Other French politicians including the mayor of Paris took issue with Mr Trump's comments after he acted out the scene of the massacre by Islamist assailants at Paris' Bataclan concert hall, where 90 of the 130 victims of the attacks died.
"They took their time and gunned them down one by one … Boom! Come over here … Boom! Come over here … Boom!," Mr Trump said, using his hands in a gun gesture.
Former French president Francois Hollande, who was head of state at the time, said on Twitter that Mr Trump's comments and antics were "shameful" and "obscene".
'Knives, knives, knives, knives'
Trauma surgeons in London, meanwhile, said Mr Trump had missed the point after, in the same speech, he linked knife crime there to an absence of guns.
External Link: @martinpgriff:"Happy to invite Mr Trump to my (prestigious) hospital to meet with our mayor and police commissioner to discuss our successes in violence reduction in London @SadiqKhan @metpoliceuk @NHSBartsHealth #WindrushAwards."
Comments by Mr Trump have previously caused upset in Britain.
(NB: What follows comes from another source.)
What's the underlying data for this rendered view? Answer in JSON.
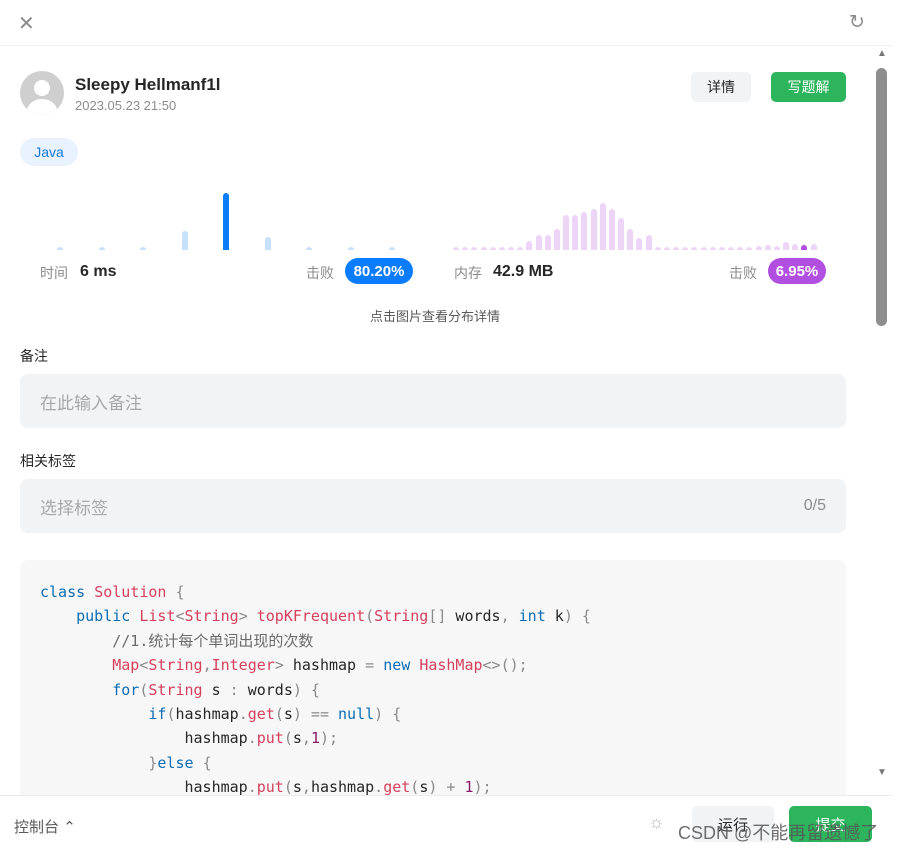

Relations with Prime Minister Theresa May cooled last year after she criticised him for retweeting anti-Islam videos by a British far-right group.
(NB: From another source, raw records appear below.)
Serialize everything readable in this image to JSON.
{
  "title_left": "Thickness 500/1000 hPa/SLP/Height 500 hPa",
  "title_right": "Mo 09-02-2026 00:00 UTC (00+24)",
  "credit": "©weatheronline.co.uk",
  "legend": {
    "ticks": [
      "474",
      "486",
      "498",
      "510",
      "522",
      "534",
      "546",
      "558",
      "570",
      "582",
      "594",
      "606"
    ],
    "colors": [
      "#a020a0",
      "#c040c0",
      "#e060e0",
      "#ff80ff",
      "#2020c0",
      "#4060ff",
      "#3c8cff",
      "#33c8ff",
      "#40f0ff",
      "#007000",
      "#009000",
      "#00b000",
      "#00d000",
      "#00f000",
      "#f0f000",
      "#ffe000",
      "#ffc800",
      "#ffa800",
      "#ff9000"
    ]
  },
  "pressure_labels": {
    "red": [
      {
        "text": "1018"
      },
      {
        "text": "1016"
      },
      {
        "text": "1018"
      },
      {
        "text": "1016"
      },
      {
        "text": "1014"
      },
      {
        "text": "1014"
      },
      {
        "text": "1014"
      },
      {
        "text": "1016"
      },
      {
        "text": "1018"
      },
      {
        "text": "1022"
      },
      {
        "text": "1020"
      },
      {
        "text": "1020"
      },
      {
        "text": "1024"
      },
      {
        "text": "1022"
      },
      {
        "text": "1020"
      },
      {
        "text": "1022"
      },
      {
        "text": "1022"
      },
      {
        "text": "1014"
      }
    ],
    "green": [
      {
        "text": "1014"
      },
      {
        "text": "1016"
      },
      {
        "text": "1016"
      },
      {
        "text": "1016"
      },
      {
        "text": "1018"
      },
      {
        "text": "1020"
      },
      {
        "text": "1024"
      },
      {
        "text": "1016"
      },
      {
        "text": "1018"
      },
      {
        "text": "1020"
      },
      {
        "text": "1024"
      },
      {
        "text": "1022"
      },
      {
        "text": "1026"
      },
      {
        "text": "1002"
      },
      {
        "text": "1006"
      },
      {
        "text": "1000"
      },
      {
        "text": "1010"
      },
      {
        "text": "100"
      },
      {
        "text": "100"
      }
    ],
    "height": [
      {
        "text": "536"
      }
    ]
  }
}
Mr Trump told NRA members that a "once very prestigious" London hospital, which he did not name, had become overwhelmed with victims of knife attacks.
"They don't have guns … they have knives and instead there's blood all over the floors of this hospital," he said.
"They say it's as bad as a military war zone hospital … knives, knives, knives, knives," he added, making stabbing gestures.
London suffered a spike in knife crime early this year and saw more murders during February and March than New York.
Last month, trauma surgeon Martin Griffiths told the BBC that some of his colleagues had likened the Royal London Hospital in east London where he works to the former British military base Camp Bastion in Afghanistan.
External Link: @HalaGorani: "The NHS has many challenges but running “military warzone hospitals”, as Donald Trump just called a facility in London, isnt one them. Would help to have a visited a warzone to know the difference."
But on Saturday he indicated Mr Trump had drawn the wrong conclusion from his remarks.
Mr Griffiths posted his comment next to an animation of a stick figure with the phrase "The Point" flying over its head, and also linked to a statement on the hospital's website by a fellow trauma surgeon, Karim Brohi.
"There is more we can all do to combat this violence, but to suggest guns are part of the solution is ridiculous," Mr Brohi said in the statement on Saturday.
"Gunshot wounds are at least twice as lethal as knife injuries and more difficult to repair."
Britain's Government effectively banned handgun ownership in England, Scotland and Wales after a school shooting in Dunblane, Scotland in 1996.